The default settings may or may not meet your requirements, and can be changed based on your environment. As an example, for an environment whose identifier was “staging-environment” to trigger a warning when the available disk space falls below 2 GBs, the configuration would look like:
{
"environments": {
"staging-environment": {
"monitoring": {
"incidents": {
"triggers": [
{
"counter": "DiskSpaceAvailableKB",
"severity": "warning",
"threshold": 2097152
}
]
}
}
}
}
}
Key | Data Type | Required? | Description |
---|---|---|---|
counter
|
String | Required |
The identifier for the hardware incident to monitor. available options are:
|
severity
|
String | Optional |
See Incident Severity Level.

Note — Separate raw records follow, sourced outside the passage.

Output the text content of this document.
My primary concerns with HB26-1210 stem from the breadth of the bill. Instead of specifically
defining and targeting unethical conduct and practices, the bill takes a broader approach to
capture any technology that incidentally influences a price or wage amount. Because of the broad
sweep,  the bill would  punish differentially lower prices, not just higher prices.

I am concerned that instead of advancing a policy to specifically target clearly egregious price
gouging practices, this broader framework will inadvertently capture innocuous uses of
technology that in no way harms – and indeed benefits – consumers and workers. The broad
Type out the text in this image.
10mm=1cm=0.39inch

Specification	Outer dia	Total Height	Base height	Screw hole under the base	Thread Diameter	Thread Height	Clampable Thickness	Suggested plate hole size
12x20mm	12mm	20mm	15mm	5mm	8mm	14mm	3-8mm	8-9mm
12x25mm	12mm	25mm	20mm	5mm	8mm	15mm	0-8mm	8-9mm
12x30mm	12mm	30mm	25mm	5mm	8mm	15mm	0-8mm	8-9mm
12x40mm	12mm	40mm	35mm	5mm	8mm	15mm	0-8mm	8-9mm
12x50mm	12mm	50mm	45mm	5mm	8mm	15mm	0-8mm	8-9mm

Default value: |
threshold
|
Number | Required | The threshold that must be surpassed before an incident is monitored. |
thresholdDuration
|
Number | Optional | The amount of time in milliseconds to monitor the situation before triggering an incident. If not specified, an incident will be triggered as soon as the threshold is reached. |
endThreshold
|
Number | Optional | The threshold that must be surpassed before an incident is considered resolved. |
endThresholdDuration | Number | Optional | The amount of time in milliseconds to monitor the situation before completing the incident. If not specified, an incident will be resolved as soon as the endThreshold is reached. If endThreshold is not defined, then threshold is used. |
Who can do this
Resource Monitoring Tool Administrator or a Resource Monitoring Tool user with Server/Environment Management role.